The challenge arising from the Games is to ensure that disabled people of all ages now have the same opportunities to take part and succeed in sport as those who are non-disabled.
This philosophy is encapsulated in the English Federation of Disability Sport’s vision: ‘Disabled people are active for life’. However, there are 11 million disabled people in the UK while EFDS research shows that only two in ten disabled people in England currently describe themselves as active. Improving that figure requires an investment in access and opportunities, starting at school. After all, the school curriculum incorporates an access statement designed to ensure equality of opportunity. As Physical Education is a compulsory part of the curriculum at all Key Stages, every pupil should have the same access to PE, and disability should not be a barrier to inclusion.
Yet an EFDS survey carried out just after the Paralympic Games showed that 51 per cent of respondents said they do not enjoy their experiences of sport at school while 69 per cent said they prefer taking part in sport with friends outside the school gates.

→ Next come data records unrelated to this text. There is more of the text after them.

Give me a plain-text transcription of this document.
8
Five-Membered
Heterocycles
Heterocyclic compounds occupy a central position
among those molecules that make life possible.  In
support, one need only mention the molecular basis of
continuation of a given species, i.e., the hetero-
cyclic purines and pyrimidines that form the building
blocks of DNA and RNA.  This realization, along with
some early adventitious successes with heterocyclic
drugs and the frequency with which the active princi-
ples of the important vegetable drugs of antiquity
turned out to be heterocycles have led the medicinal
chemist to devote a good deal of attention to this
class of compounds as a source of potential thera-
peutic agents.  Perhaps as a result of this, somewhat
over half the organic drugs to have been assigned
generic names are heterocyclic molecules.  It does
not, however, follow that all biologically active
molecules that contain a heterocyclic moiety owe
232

PE for children with disabilities: the success of adapted lessons
Despite the lack of specialist PE-trained staff in primary schools, catering for children with special needs is more about creativity than technical knowledge. “Teachers need to feel more confident and competent when dealing with disabled children,” said EFDS chief executive Barry Horne, “and not feel like they are fragile and going to break but that they are actually robust individuals who could join in the activity.”
“Parents of children with disabilities should always ask how lessons are adapted,” adds Elaine Burgess, a former PE teacher who now manages school sport projects in London. “It’s really not difficult for a teacher to work out how to use different equipment, facilities or even change the rules.” For example:
- Children in wheelchairs can play team sports like football, hockey and cricket by adjusting the size of the pitch or court, or marking out zones where only wheelchairs are allowed.

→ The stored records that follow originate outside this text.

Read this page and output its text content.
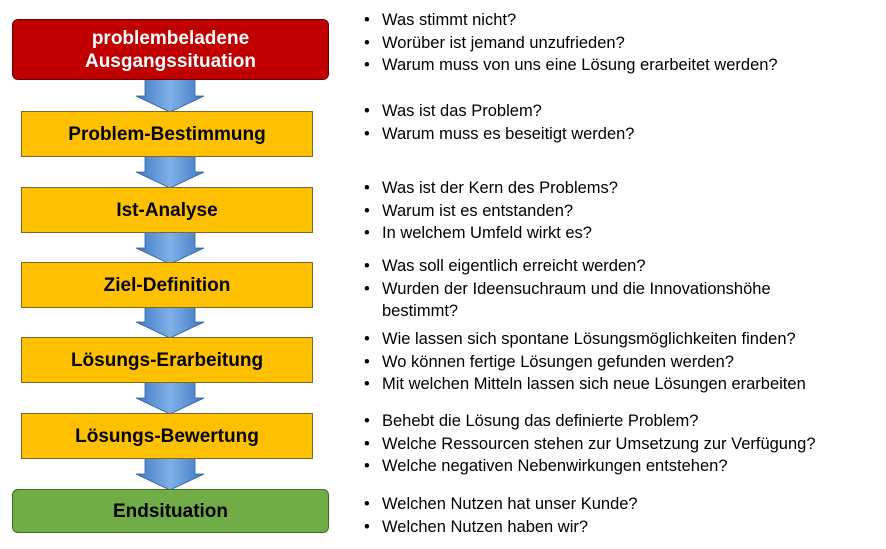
problembeladene
Ausgangssituation
Problem-Bestimmung
Ist-Analyse
Ziel-Definition
Lösungs-Erarbeitung
Lösungs-Bewertung
Endsituation
• Was stimmt nicht?
• Worüber ist jemand unzufrieden?
• Warum muss von uns eine Lösung erarbeitet werden?
• Was ist das Problem?
• Warum muss es beseitigt werden?
• Was ist der Kern des Problems?
• Warum ist es entstanden?
• In welchem Umfeld wirkt es?
• Was soll eigentlich erreicht werden?
• Wurden der Ideensuchraum und die Innovationshöhe bestimmt?
• Wie lassen sich spontane Lösungsmöglichkeiten finden?
• Wo können fertige Lösungen gefunden werden?
• Mit welchen Mitteln lassen sich neue Lösungen erarbeiten
• Behebt die Lösung das definierte Problem?
• Welche Ressourcen stehen zur Umsetzung zur Verfügung?
• Welche negativen Nebenwirkungen entstehen?
• Welchen Nutzen hat unser Kunde?
• Welchen Nutzen haben wir?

- Boccia and the curling version known as new-age kurling can be played by all children together.
- Nets that are height-adjustable can enable children in wheelchairs to play volleyball or tennis.
- Soft or slower-moving balls can be incorporated for children who struggle with coordination.

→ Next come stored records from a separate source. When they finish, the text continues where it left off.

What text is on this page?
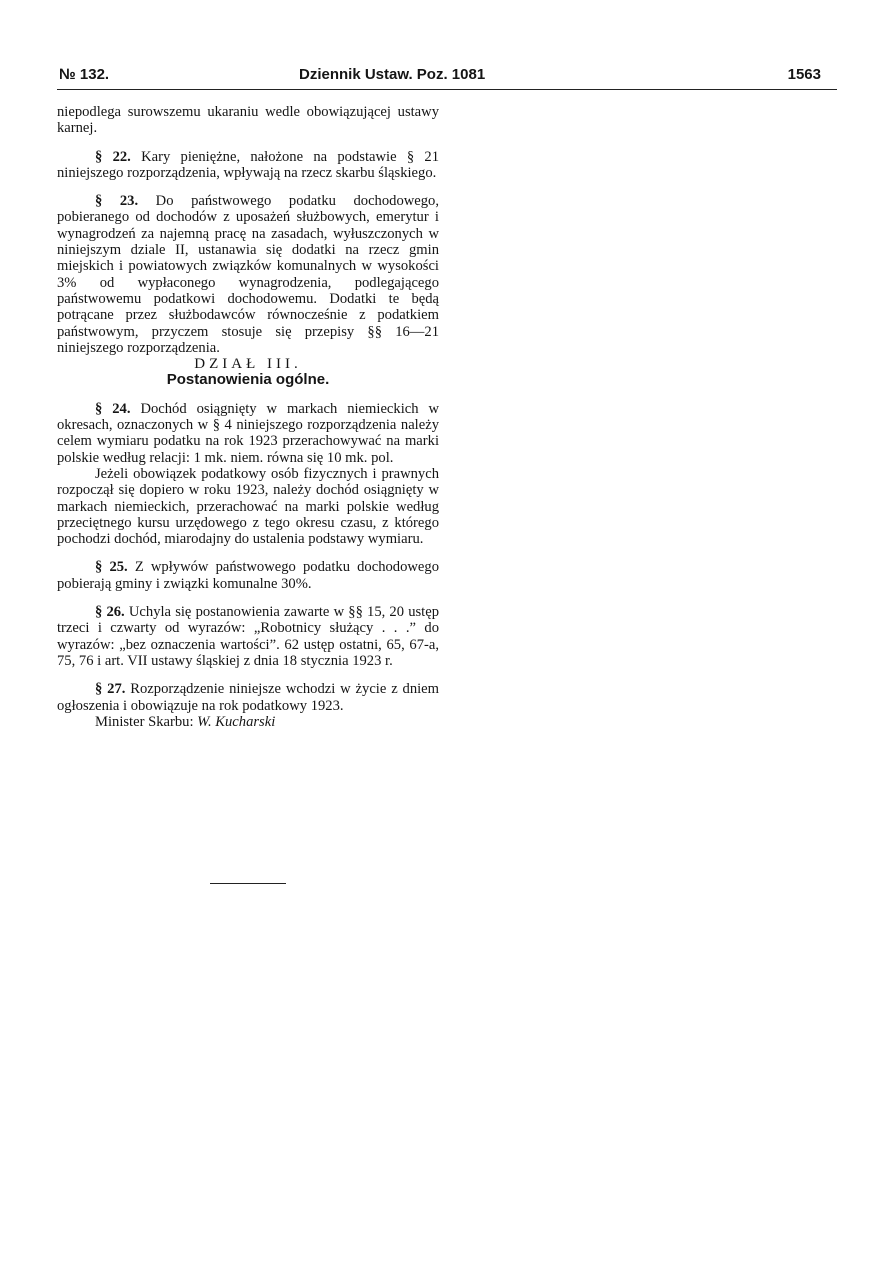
№ 132.	Dziennik Ustaw. Poz. 1081	1563

niepodlega surowszemu ukaraniu wedle obowiązującej ustawy karnej.

§ 22. Kary pieniężne, nałożone na podstawie § 21 niniejszego rozporządzenia, wpływają na rzecz skarbu śląskiego.

§ 23. Do państwowego podatku dochodowego, pobieranego od dochodów z uposażeń służbowych, emerytur i wynagrodzeń za najemną pracę na zasadach, wyłuszczonych w niniejszym dziale II, ustanawia się dodatki na rzecz gmin miejskich i powiatowych związków komunalnych w wysokości 3% od wypłaconego wynagrodzenia, podlegającego państwowemu podatkowi dochodowemu. Dodatki te będą potrącane przez służbodawców równocześnie z podatkiem państwowym, przyczem stosuje się przepisy §§ 16—21 niniejszego rozporządzenia.

DZIAŁ III.

Postanowienia ogólne.

§ 24. Dochód osiągnięty w markach niemieckich w okresach, oznaczonych w § 4 niniejszego rozporządzenia należy celem wymiaru podatku na rok 1923 przerachowywać na marki polskie według relacji: 1 mk. niem. równa się 10 mk. pol.

Jeżeli obowiązek podatkowy osób fizycznych i prawnych rozpoczął się dopiero w roku 1923, należy dochód osiągnięty w markach niemieckich, przerachować na marki polskie według przeciętnego kursu urzędowego z tego okresu czasu, z którego pochodzi dochód, miarodajny do ustalenia podstawy wymiaru.

§ 25. Z wpływów państwowego podatku dochodowego pobierają gminy i związki komunalne 30%.

§ 26. Uchyla się postanowienia zawarte w §§ 15, 20 ustęp trzeci i czwarty od wyrazów: „Robotnicy służący . . .” do wyrazów: „bez oznaczenia wartości”. 62 ustęp ostatni, 65, 67-a, 75, 76 i art. VII ustawy śląskiej z dnia 18 stycznia 1923 r.

§ 27. Rozporządzenie niniejsze wchodzi w życie z dniem ogłoszenia i obowiązuje na rok podatkowy 1923.

Minister Skarbu: W. Kucharski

- Players with different needs can use bats or rackets of varying sizes.
Integrated sport sessions and specialist multi-sport clubs
Away from the classroom, sports governing bodies are now required to include participation by disabled young people in their ‘whole sport plans’, which are used by Sport England to allocate funding. This has had a further trickle-down effect into the level of provision at individual clubs, a number of which have now created integrated sections for disabled and non-disabled young players.
Specialist multi-sport clubs are also springing up: Disability Sports Coach Clubs in six London boroughs offer fun, accessible sessions for children and young adults. Many county sport partnerships around the UK have similar networks.
Another great resource is Parasport’s ‘find a club’ directory, which links to clubs in 27 different disability sports.
According to Jessica Neece, Camden’s Active for All project manager: “Some parents do not know so many adapted sports exist”. It’s a comment that gets to the very nub of the issue: there are sports out there which are ideal for children with all needs to get involved in. If the perception of disability no longer means inability, it should no longer mean inactivity either.